Bir nevi toplumsal barışın ve anlaşmanın sağlanmasına dönük adımların atılması hedefleniyor.
GÜNDEMDEKİ YASALAR
Bir diğeri ise Siyasi Partiler ve Seçim kanunlarında yapılacak düzenlemeler.
Anayasa’da düzenleme yapılmış olmasına karşın, Siyasi Partiler ve Seçim kanunlarında düzenleme yapıldığı için en son CHP ile ilgili açılan davada da karşılaşıldığı gibi Seçim Kurulları ile Asliye Hukuk mahkemelerinin çatışmasına yol açıyor.
Bunu ortadan kaldırmak için herkesin görevlerinin nerede başlayıp, nerede biteceğinin sınırlarının biran önce çizilmesi arzulanıyor.
Bir diğer düzenleme de Belediyelere yönelik.
Cumhurbaşkanı’nın da dün vurguladığı gibi yerel yönetimlerde mali disiplini güçlendirici düzenlemelere girilmesi arzu ediliyor ki bu konuda AK Parti ve CHP’nin ortak bir çalışması da bulunuyor.
REFERANDUMSUZ İÇİN GEREKEN
Başta Terörsüz Türkiye sürecinin sağlıklı tamamlanması ve seçim öncesi planlanan tüm süreçlerin tamamlanması için çıkarılması gereken yasalar başta olmak üzere öncelik verilenlerin ne denli süre alacağı da ortada…
Ancak tüm bunlara karşın Anayasa konusunda bir adım atılması gerekiyorsa, AK Parti (272), MHP (47), Hüda-Par (4), DSP (1) toplamı olan 324 üzerine, 76 üyenin daha desteğini bulması gerekiyor ki referandumsuz sonuç olan 400’ü aşabilsin…
Dolayısıyla üye sayısı 56 olan DEM de Cumhur İttifakına destek verse yine yetmiyor…
CHP’NİN ENGEL OLMA GÜCÜ…
CHP açısından da durum AK Parti’ye göre %50 oranında kolay.
Çünkü onun da istemediği bir düzenlemenin çıkmasını engellemek için 193 oya ihtiyacı var…

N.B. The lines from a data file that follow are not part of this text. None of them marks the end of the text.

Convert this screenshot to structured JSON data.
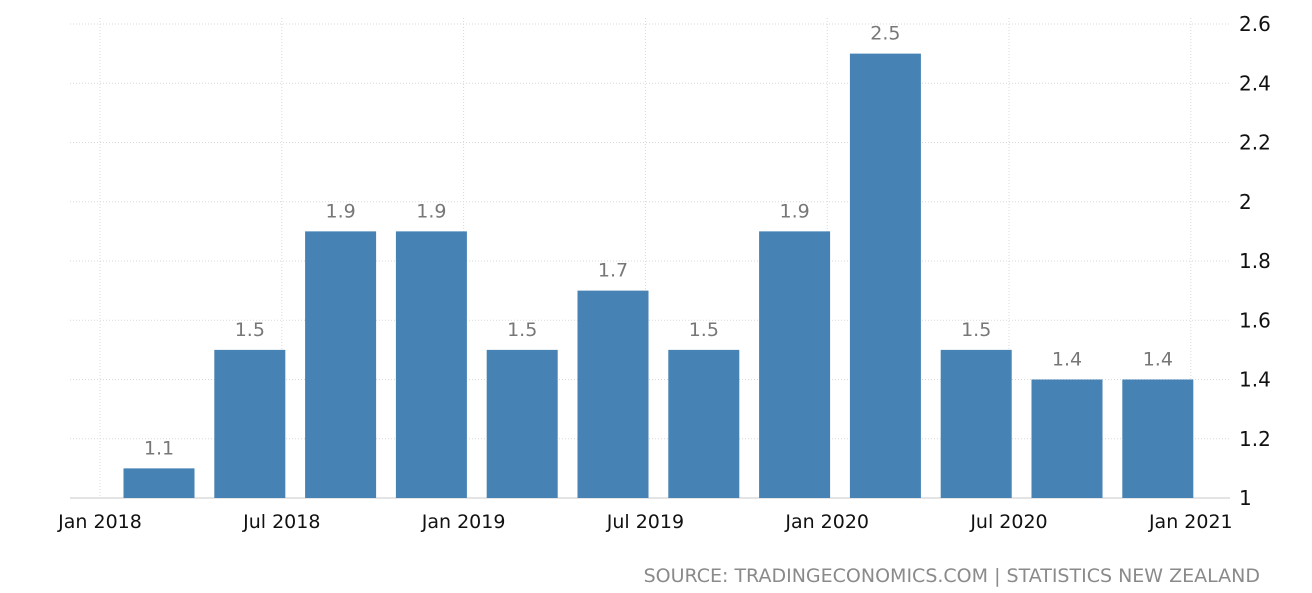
{
  "chart_data": {
    "type": "bar",
    "categories": [
      "Q1 2018",
      "Q2 2018",
      "Q3 2018",
      "Q4 2018",
      "Q1 2019",
      "Q2 2019",
      "Q3 2019",
      "Q4 2019",
      "Q1 2020",
      "Q2 2020",
      "Q3 2020",
      "Q4 2020"
    ],
    "values": [
      1.1,
      1.5,
      1.9,
      1.9,
      1.5,
      1.7,
      1.5,
      1.9,
      2.5,
      1.5,
      1.4,
      1.4
    ],
    "value_labels": [
      "1.1",
      "1.5",
      "1.9",
      "1.9",
      "1.5",
      "1.7",
      "1.5",
      "1.9",
      "2.5",
      "1.5",
      "1.4",
      "1.4"
    ],
    "x_tick_labels": [
      "Jan 2018",
      "Jul 2018",
      "Jan 2019",
      "Jul 2019",
      "Jan 2020",
      "Jul 2020",
      "Jan 2021"
    ],
    "y_tick_labels": [
      "1",
      "1.2",
      "1.4",
      "1.6",
      "1.8",
      "2",
      "2.2",
      "2.4",
      "2.6"
    ],
    "y_ticks": [
      1,
      1.2,
      1.4,
      1.6,
      1.8,
      2,
      2.2,
      2.4,
      2.6
    ],
    "ylim": [
      1,
      2.6
    ],
    "bar_color": "#4682b4",
    "y_axis_side": "right",
    "grid": true,
    "source": "SOURCE: TRADINGECONOMICS.COM | STATISTICS NEW ZEALAND"
  }
}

Çünkü TBMM’de ölümler ve üyeliklerin düşmesi dolayısıyla şu an 592 milletvekiline düştü.
CHP’nin TBMM’deki sandalye sayısı 137, istemediğinin çıkmasını engellemek için 56 destek daha bulması yeterli.

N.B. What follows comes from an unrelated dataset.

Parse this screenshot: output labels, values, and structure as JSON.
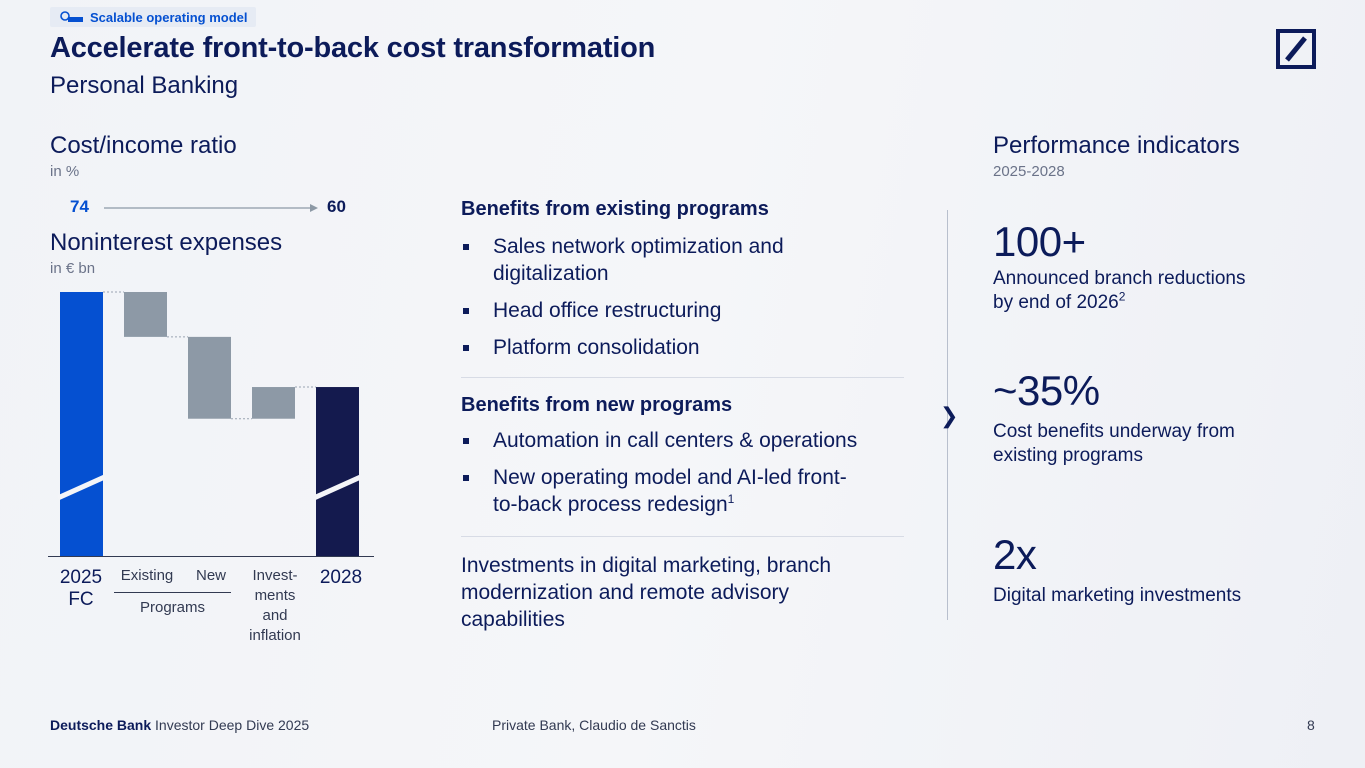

Başta da belirttiğim gibi TBMM ne yasa çıkaracaksa bu yasama yılında çıkarabilir…
Çünkü AK Parti daha önce de dile getirdiği gibi seçim için 2027 sonbaharını hedefliyor.
Bu da demektir ki gelecek yıldan itibaren Meclis seçim yılına girecek; yani yarı potansiyel çalışacak…
Bu da geniş kapsamlı, büyük yasaların yapılmasını zorlaştıracak…
Ancak şunun altını bir kez daha çizmem gerekir, yola çıkıldığında kimin nasıl tutum takınacağını siyasette kestirmek zordur…
Siyasetçi eskilerin de dile getirdiği gibi “yakasına ve cakasına” bakar; yani ikbaline ve iktidarın kimde olacağıyla ilgilenir.